Arguably the biggest play of them all was the 1999 purchase of Broadcast.com by - you guessed it - Yahoo!. Remember this was approaching the height of the dot-com boom meaning the price at the time - $5.7bn in stock - didn't raise nearly enough eyebrows.
Ever since, you can imagine the fervour at Yahoo! around making video work over the web.
The problem has always been securing access and the rights to content that people really want. (Broadcast.com made a large part of its name on airing archived episodes of programmes and those Victoria Secrets 'fashion' shows.) Sports led the revolution in cable TV roll out in the 1970s in the US and it is naturally something every ambitious content distributor wants.
So when it was revealed Yahoo! had won the online rights to World Cup football games last year, we expected something innovative and ultimately profitable to Yahoo!. After all, sports doesn't get much bigger than that quadrennial competition.
Yet Yahoo! got it all wrong. Instead of serving millions of Europeans who would pay for delayed games they'd missed after early kick-offs in the Far East, it produced a paltry highlights and 'classic moments' package with strange pricing. It never revealed who used it and to what extent.
Besides sports, of course the other big area that saw non-traditional delivery of TV grow was pornography - and that just isn't an option for many portal operators, with their typically wholesome image.
And the backdrop to the whole market doesn't help any provider - broadband usage is getting better but it still isn't used widely enough. Whether trying to reach homes with entertainment or businesses with useful information, there are barriers. The former suffers from lack of penetration via DSL, cable or satellite, the latter from firewall configurations and IT departments wary of carrying gigabytes of video over critical LANs.
Notably, in South Korea, with its high penetration of broadband, a study last year found programmes downloaded were typically repeats of soap operas that had been missed on mainstream TV. Viewers valued the second chance and were willing to put up with slightly poorer quality delivery in exchange.

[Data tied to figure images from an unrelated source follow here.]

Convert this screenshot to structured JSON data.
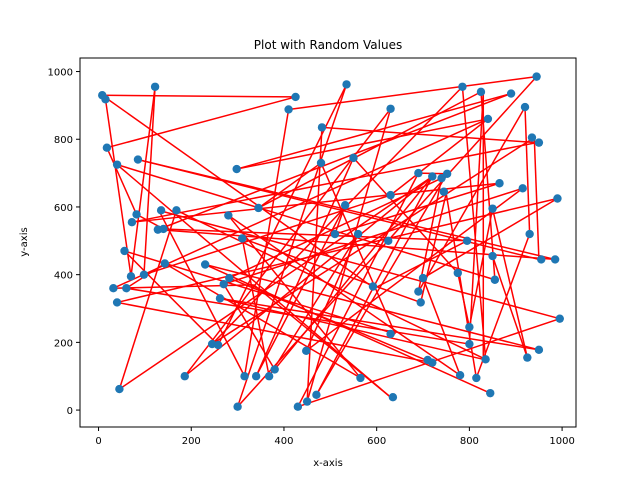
{
  "chart_data": {
    "type": "scatter",
    "title": "Plot with Random Values",
    "xlabel": "x-axis",
    "ylabel": "y-axis",
    "xlim": [
      -40,
      1030
    ],
    "ylim": [
      -50,
      1040
    ],
    "xticks": [
      0,
      200,
      400,
      600,
      800,
      1000
    ],
    "yticks": [
      0,
      200,
      400,
      600,
      800,
      1000
    ],
    "grid": false,
    "line_color": "#ff0000",
    "marker_color": "#1f77b4",
    "points": [
      [
        8,
        930
      ],
      [
        15,
        918
      ],
      [
        18,
        775
      ],
      [
        40,
        725
      ],
      [
        56,
        470
      ],
      [
        70,
        395
      ],
      [
        72,
        555
      ],
      [
        82,
        578
      ],
      [
        85,
        740
      ],
      [
        32,
        360
      ],
      [
        40,
        318
      ],
      [
        60,
        360
      ],
      [
        45,
        62
      ],
      [
        98,
        400
      ],
      [
        122,
        955
      ],
      [
        128,
        533
      ],
      [
        135,
        590
      ],
      [
        140,
        535
      ],
      [
        143,
        433
      ],
      [
        168,
        590
      ],
      [
        186,
        100
      ],
      [
        230,
        430
      ],
      [
        245,
        195
      ],
      [
        258,
        192
      ],
      [
        262,
        330
      ],
      [
        270,
        372
      ],
      [
        280,
        575
      ],
      [
        282,
        390
      ],
      [
        298,
        712
      ],
      [
        300,
        10
      ],
      [
        310,
        507
      ],
      [
        315,
        100
      ],
      [
        340,
        100
      ],
      [
        345,
        597
      ],
      [
        368,
        100
      ],
      [
        380,
        120
      ],
      [
        410,
        888
      ],
      [
        425,
        925
      ],
      [
        430,
        10
      ],
      [
        448,
        175
      ],
      [
        450,
        25
      ],
      [
        470,
        45
      ],
      [
        480,
        730
      ],
      [
        482,
        835
      ],
      [
        510,
        520
      ],
      [
        532,
        605
      ],
      [
        535,
        962
      ],
      [
        550,
        745
      ],
      [
        560,
        520
      ],
      [
        565,
        95
      ],
      [
        592,
        365
      ],
      [
        625,
        500
      ],
      [
        630,
        635
      ],
      [
        630,
        890
      ],
      [
        630,
        225
      ],
      [
        635,
        38
      ],
      [
        690,
        700
      ],
      [
        690,
        350
      ],
      [
        695,
        318
      ],
      [
        700,
        390
      ],
      [
        710,
        148
      ],
      [
        720,
        140
      ],
      [
        720,
        690
      ],
      [
        740,
        685
      ],
      [
        745,
        645
      ],
      [
        752,
        698
      ],
      [
        775,
        405
      ],
      [
        780,
        103
      ],
      [
        785,
        955
      ],
      [
        795,
        500
      ],
      [
        800,
        195
      ],
      [
        800,
        245
      ],
      [
        815,
        95
      ],
      [
        825,
        940
      ],
      [
        835,
        150
      ],
      [
        840,
        860
      ],
      [
        845,
        50
      ],
      [
        850,
        595
      ],
      [
        850,
        455
      ],
      [
        855,
        385
      ],
      [
        865,
        670
      ],
      [
        890,
        935
      ],
      [
        915,
        655
      ],
      [
        920,
        895
      ],
      [
        925,
        155
      ],
      [
        930,
        520
      ],
      [
        935,
        805
      ],
      [
        945,
        985
      ],
      [
        950,
        178
      ],
      [
        950,
        790
      ],
      [
        955,
        445
      ],
      [
        985,
        445
      ],
      [
        990,
        625
      ],
      [
        995,
        270
      ]
    ],
    "segments": [
      [
        [
          8,
          930
        ],
        [
          425,
          925
        ]
      ],
      [
        [
          425,
          925
        ],
        [
          18,
          775
        ]
      ],
      [
        [
          18,
          775
        ],
        [
          82,
          578
        ]
      ],
      [
        [
          82,
          578
        ],
        [
          140,
          535
        ]
      ],
      [
        [
          140,
          535
        ],
        [
          795,
          500
        ]
      ],
      [
        [
          795,
          500
        ],
        [
          595,
          360
        ]
      ],
      [
        [
          595,
          360
        ],
        [
          8,
          930
        ]
      ],
      [
        [
          15,
          918
        ],
        [
          70,
          395
        ]
      ],
      [
        [
          70,
          395
        ],
        [
          122,
          955
        ]
      ],
      [
        [
          122,
          955
        ],
        [
          98,
          400
        ]
      ],
      [
        [
          98,
          400
        ],
        [
          630,
          635
        ]
      ],
      [
        [
          630,
          635
        ],
        [
          840,
          860
        ]
      ],
      [
        [
          840,
          860
        ],
        [
          32,
          360
        ]
      ],
      [
        [
          32,
          360
        ],
        [
          335,
          370
        ]
      ],
      [
        [
          335,
          370
        ],
        [
          630,
          38
        ]
      ],
      [
        [
          630,
          38
        ],
        [
          40,
          725
        ]
      ],
      [
        [
          40,
          725
        ],
        [
          855,
          385
        ]
      ],
      [
        [
          855,
          385
        ],
        [
          825,
          940
        ]
      ],
      [
        [
          825,
          940
        ],
        [
          345,
          597
        ]
      ],
      [
        [
          345,
          597
        ],
        [
          480,
          730
        ]
      ],
      [
        [
          480,
          730
        ],
        [
          640,
          225
        ]
      ],
      [
        [
          640,
          225
        ],
        [
          56,
          470
        ]
      ],
      [
        [
          56,
          470
        ],
        [
          258,
          192
        ]
      ],
      [
        [
          258,
          192
        ],
        [
          535,
          962
        ]
      ],
      [
        [
          535,
          962
        ],
        [
          300,
          10
        ]
      ],
      [
        [
          300,
          10
        ],
        [
          945,
          985
        ]
      ],
      [
        [
          945,
          985
        ],
        [
          410,
          888
        ]
      ],
      [
        [
          410,
          888
        ],
        [
          315,
          100
        ]
      ],
      [
        [
          315,
          100
        ],
        [
          130,
          590
        ]
      ],
      [
        [
          130,
          590
        ],
        [
          995,
          270
        ]
      ],
      [
        [
          995,
          270
        ],
        [
          430,
          10
        ]
      ],
      [
        [
          430,
          10
        ],
        [
          690,
          700
        ]
      ],
      [
        [
          690,
          700
        ],
        [
          752,
          698
        ]
      ],
      [
        [
          752,
          698
        ],
        [
          470,
          45
        ]
      ],
      [
        [
          470,
          45
        ],
        [
          720,
          690
        ]
      ],
      [
        [
          720,
          690
        ],
        [
          45,
          62
        ]
      ],
      [
        [
          45,
          62
        ],
        [
          168,
          590
        ]
      ],
      [
        [
          168,
          590
        ],
        [
          835,
          150
        ]
      ],
      [
        [
          835,
          150
        ],
        [
          785,
          955
        ]
      ],
      [
        [
          785,
          955
        ],
        [
          245,
          195
        ]
      ],
      [
        [
          245,
          195
        ],
        [
          940,
          805
        ]
      ],
      [
        [
          940,
          805
        ],
        [
          950,
          445
        ]
      ],
      [
        [
          950,
          445
        ],
        [
          85,
          740
        ]
      ],
      [
        [
          85,
          740
        ],
        [
          985,
          445
        ]
      ],
      [
        [
          985,
          445
        ],
        [
          128,
          533
        ]
      ],
      [
        [
          128,
          533
        ],
        [
          890,
          935
        ]
      ],
      [
        [
          890,
          935
        ],
        [
          298,
          712
        ]
      ],
      [
        [
          298,
          712
        ],
        [
          840,
          860
        ]
      ],
      [
        [
          845,
          50
        ],
        [
          230,
          430
        ]
      ],
      [
        [
          230,
          430
        ],
        [
          950,
          178
        ]
      ],
      [
        [
          950,
          178
        ],
        [
          262,
          330
        ]
      ],
      [
        [
          262,
          330
        ],
        [
          830,
          150
        ]
      ],
      [
        [
          830,
          150
        ],
        [
          830,
          940
        ]
      ],
      [
        [
          830,
          940
        ],
        [
          800,
          195
        ]
      ],
      [
        [
          800,
          195
        ],
        [
          60,
          360
        ]
      ],
      [
        [
          60,
          360
        ],
        [
          143,
          433
        ]
      ],
      [
        [
          143,
          433
        ],
        [
          565,
          95
        ]
      ],
      [
        [
          565,
          95
        ],
        [
          280,
          575
        ]
      ],
      [
        [
          280,
          575
        ],
        [
          780,
          103
        ]
      ],
      [
        [
          780,
          103
        ],
        [
          700,
          390
        ]
      ],
      [
        [
          700,
          390
        ],
        [
          990,
          625
        ]
      ],
      [
        [
          990,
          625
        ],
        [
          40,
          318
        ]
      ],
      [
        [
          40,
          318
        ],
        [
          720,
          140
        ]
      ],
      [
        [
          720,
          140
        ],
        [
          282,
          390
        ]
      ],
      [
        [
          282,
          390
        ],
        [
          740,
          685
        ]
      ],
      [
        [
          740,
          685
        ],
        [
          690,
          350
        ]
      ],
      [
        [
          690,
          350
        ],
        [
          920,
          895
        ]
      ],
      [
        [
          920,
          895
        ],
        [
          930,
          520
        ]
      ],
      [
        [
          930,
          520
        ],
        [
          815,
          95
        ]
      ],
      [
        [
          815,
          95
        ],
        [
          750,
          640
        ]
      ],
      [
        [
          750,
          640
        ],
        [
          695,
          318
        ]
      ],
      [
        [
          695,
          318
        ],
        [
          310,
          507
        ]
      ],
      [
        [
          310,
          507
        ],
        [
          368,
          100
        ]
      ],
      [
        [
          368,
          100
        ],
        [
          560,
          520
        ]
      ],
      [
        [
          560,
          520
        ],
        [
          448,
          175
        ]
      ],
      [
        [
          448,
          175
        ],
        [
          915,
          655
        ]
      ],
      [
        [
          915,
          655
        ],
        [
          270,
          372
        ]
      ],
      [
        [
          270,
          372
        ],
        [
          380,
          120
        ]
      ],
      [
        [
          380,
          120
        ],
        [
          720,
          690
        ]
      ],
      [
        [
          720,
          690
        ],
        [
          186,
          100
        ]
      ],
      [
        [
          186,
          100
        ],
        [
          630,
          890
        ]
      ],
      [
        [
          630,
          890
        ],
        [
          450,
          25
        ]
      ],
      [
        [
          450,
          25
        ],
        [
          482,
          835
        ]
      ],
      [
        [
          482,
          835
        ],
        [
          945,
          790
        ]
      ],
      [
        [
          945,
          790
        ],
        [
          72,
          555
        ]
      ],
      [
        [
          72,
          555
        ],
        [
          865,
          670
        ]
      ],
      [
        [
          865,
          670
        ],
        [
          510,
          520
        ]
      ],
      [
        [
          510,
          520
        ],
        [
          532,
          605
        ]
      ],
      [
        [
          532,
          605
        ],
        [
          340,
          100
        ]
      ],
      [
        [
          340,
          100
        ],
        [
          550,
          745
        ]
      ],
      [
        [
          550,
          745
        ],
        [
          775,
          405
        ]
      ],
      [
        [
          775,
          405
        ],
        [
          800,
          245
        ]
      ],
      [
        [
          800,
          245
        ],
        [
          850,
          595
        ]
      ],
      [
        [
          850,
          595
        ],
        [
          925,
          155
        ]
      ],
      [
        [
          925,
          155
        ],
        [
          850,
          455
        ]
      ]
    ]
  }
}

Perhaps, when it comes to the net, video will for a long time be a premium offering for subscribers to other services - as per Yahoo's latest move and those of others. (You may have noticed silicon.com is one of many for whom video is now 'an added extra' rather than a staple.)
Whether it's conferencing, movies on demand or plain old streaming or downloading of content to various devices, video remains a tough nut to crack.